The best books by the disturbing J.S. Monroe

In suspense as a narrative setting, in thrillers as a fertile literary space is where they are harvested the most common seasonal bestsellers, each author makes their works a unique distinctive.

Shari lapena he invented the domestic thriller or at least made it more popular. What of JS Monroe It is the thriller from guilt, from remorse, close to madness due to dislocation born by absolute fatality. And come on, it's not difficult to try to label something like that...

The point is that in that strange edge of who discovers the wild side of life, Monroe builds efficient plots, which go directly to that guessable panic behind the fragility of our well-being (it manifests fragility today in the post-Covid era). AND the suspense then takes on the magnitude of the threatening, of that morbid fear that in turn warns you to put your beards to soak ...

Little by little the novels of this English author are arriving in Spain behind his illustrious compatriots ian rankin o John connolly. And the truth is that in that efficiency of his plots mentioned above, nothing more appropriate than that sinister melody of a questionable reality that surrounds us with its light and growing shadows. Even our identity can be called into question when you paint coarse.

Is not that reading Monroe points to sinister self-fulfilling prophecy, but it is also true that once the peephole from which to observe his characters in their tense situations is discovered, nothing is the same again ...

Top recommended novels by JS Monroe

Forget me

Nothing is what it seems or perhaps what it seems is what it should be, it's just that you are unable to realize it. In this kind of labyrinth novels the twists tune with that notion of our memory as something certainly strange, capable of recreating precisely a scene from childhood but also skillful at hiding the answer to the simple question about what we have eaten today. Memory plays with us. And nothing more literary in suspense than that idea.

Not that the argument is new. But Monroe brings his notion of the unreal as a new truth transmuted by doom or by some sinister plan charged with destroying your life. It can be a paranoia about to take your reason forever or the consummation of a most unsuspected revenge.

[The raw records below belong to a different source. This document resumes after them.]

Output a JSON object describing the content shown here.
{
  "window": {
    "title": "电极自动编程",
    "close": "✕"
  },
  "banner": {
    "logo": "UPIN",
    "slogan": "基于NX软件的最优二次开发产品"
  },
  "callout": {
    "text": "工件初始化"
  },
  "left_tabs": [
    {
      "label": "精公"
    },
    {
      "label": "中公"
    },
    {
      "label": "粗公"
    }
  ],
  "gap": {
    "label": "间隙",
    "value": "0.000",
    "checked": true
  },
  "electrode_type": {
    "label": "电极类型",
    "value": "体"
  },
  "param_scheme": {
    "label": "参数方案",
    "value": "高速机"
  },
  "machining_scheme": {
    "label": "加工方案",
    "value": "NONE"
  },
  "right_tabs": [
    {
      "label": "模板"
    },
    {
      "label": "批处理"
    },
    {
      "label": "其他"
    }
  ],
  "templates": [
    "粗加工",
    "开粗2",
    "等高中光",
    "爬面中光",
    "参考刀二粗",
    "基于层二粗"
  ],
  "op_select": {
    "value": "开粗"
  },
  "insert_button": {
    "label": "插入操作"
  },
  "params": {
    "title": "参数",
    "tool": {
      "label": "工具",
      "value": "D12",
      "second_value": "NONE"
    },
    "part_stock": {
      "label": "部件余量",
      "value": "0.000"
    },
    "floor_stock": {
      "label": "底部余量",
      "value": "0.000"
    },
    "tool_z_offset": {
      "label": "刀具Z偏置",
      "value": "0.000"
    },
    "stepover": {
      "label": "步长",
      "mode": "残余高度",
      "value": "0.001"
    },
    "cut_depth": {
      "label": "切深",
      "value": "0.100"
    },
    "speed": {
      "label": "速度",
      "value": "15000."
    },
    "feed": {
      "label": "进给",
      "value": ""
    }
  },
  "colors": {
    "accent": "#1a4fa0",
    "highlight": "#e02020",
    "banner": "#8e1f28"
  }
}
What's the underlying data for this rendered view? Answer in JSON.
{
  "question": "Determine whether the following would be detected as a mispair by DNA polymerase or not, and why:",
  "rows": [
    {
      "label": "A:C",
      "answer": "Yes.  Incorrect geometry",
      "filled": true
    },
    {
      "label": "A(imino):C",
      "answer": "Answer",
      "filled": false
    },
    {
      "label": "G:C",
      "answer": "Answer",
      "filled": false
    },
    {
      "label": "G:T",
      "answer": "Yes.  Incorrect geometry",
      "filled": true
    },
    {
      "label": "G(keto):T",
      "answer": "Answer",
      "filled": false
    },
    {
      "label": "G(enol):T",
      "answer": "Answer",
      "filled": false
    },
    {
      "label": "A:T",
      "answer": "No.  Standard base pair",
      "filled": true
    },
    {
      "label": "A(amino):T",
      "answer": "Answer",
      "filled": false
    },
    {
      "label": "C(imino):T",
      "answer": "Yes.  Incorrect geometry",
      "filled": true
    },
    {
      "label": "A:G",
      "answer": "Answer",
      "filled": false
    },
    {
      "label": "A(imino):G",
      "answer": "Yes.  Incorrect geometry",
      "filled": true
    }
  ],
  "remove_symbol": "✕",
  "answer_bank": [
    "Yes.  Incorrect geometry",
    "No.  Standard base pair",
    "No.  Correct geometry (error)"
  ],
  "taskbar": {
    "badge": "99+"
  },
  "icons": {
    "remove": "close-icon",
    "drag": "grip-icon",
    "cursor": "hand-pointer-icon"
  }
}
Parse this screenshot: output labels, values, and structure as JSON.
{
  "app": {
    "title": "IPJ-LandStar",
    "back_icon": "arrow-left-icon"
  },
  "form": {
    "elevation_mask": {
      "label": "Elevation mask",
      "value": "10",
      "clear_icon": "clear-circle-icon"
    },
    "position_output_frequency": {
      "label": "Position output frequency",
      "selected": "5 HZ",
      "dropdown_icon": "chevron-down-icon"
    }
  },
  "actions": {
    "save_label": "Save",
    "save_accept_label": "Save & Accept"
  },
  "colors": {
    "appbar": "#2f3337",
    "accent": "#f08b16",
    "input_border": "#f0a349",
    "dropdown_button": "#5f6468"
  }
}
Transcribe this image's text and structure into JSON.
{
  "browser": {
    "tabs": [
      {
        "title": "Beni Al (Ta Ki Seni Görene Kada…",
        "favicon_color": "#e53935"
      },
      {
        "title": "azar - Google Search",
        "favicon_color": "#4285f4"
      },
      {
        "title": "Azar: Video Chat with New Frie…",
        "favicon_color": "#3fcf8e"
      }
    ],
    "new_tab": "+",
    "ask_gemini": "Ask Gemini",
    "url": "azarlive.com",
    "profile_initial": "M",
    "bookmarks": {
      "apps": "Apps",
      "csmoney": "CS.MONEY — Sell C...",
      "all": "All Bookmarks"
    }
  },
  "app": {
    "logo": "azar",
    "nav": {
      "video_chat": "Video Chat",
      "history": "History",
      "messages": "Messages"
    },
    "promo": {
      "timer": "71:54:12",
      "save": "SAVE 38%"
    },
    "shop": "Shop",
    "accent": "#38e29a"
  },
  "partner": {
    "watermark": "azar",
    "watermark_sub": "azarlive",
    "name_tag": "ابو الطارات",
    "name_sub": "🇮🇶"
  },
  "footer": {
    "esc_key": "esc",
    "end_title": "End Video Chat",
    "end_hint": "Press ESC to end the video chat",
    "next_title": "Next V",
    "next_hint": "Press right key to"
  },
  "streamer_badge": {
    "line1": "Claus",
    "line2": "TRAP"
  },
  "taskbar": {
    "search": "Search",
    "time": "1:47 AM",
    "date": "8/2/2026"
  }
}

She is outside at the door. He got on the train after a difficult week at work. Her purse was stolen and her identity with it. His whole life was in there: passport, wallet, house keys ... When he wanted to report the theft, his mind was blank. He couldn't even remember her name.

He says he lives in your house. Now he is in front of the front door of Tony and Laura's house. She is sure he lives there. But they have never seen her in their life. Would you let her in

Forget me

find me

Jar senses that he must continue looking for his girlfriend, who has officially died under the waters of the pier. He was so connected to her that it is impossible for him to understand why Sara decided to get out of the way. After his disappearance, and with the verdict of justice already decanted towards suicide, Jar still lives in that timeless time, waiting to meet again with his beloved Sara.

As a reader, in Jar's obsession you begin to share the same vain hope, hoping that the boy's visions, his going into total neurosis will ultimately turn into something positive. That's why the arrival of an email ends up marking a drumbeat in Jar's heart as well as in yours. The constant hallucination of a living Sara seems to point to an enigmatic and hopeful resolution. All you have to do is launch yourself with faith in search of the girl.

I do not know, this novel, somehow hooks you from a very close aspect. It is as if one of those disappearances that appear on the news suddenly takes refuge inside you, with the perspective of someone involved directly under Jar's skin.

And you hope that fiction is more benevolent this time than reality usually is. That's why you keep reading, heartbroken by the thriller but hopeful in the reconciling power of literature, where the bad, the perverse, the worst, can be suddenly struck down by a ray of light.

It will be or will it not be. Jar will do everything on his part, and you will accompany him as if you were accompanying a loved one whom you initially intended to free from his torment and whom you later invite to launch into the mystery of that email.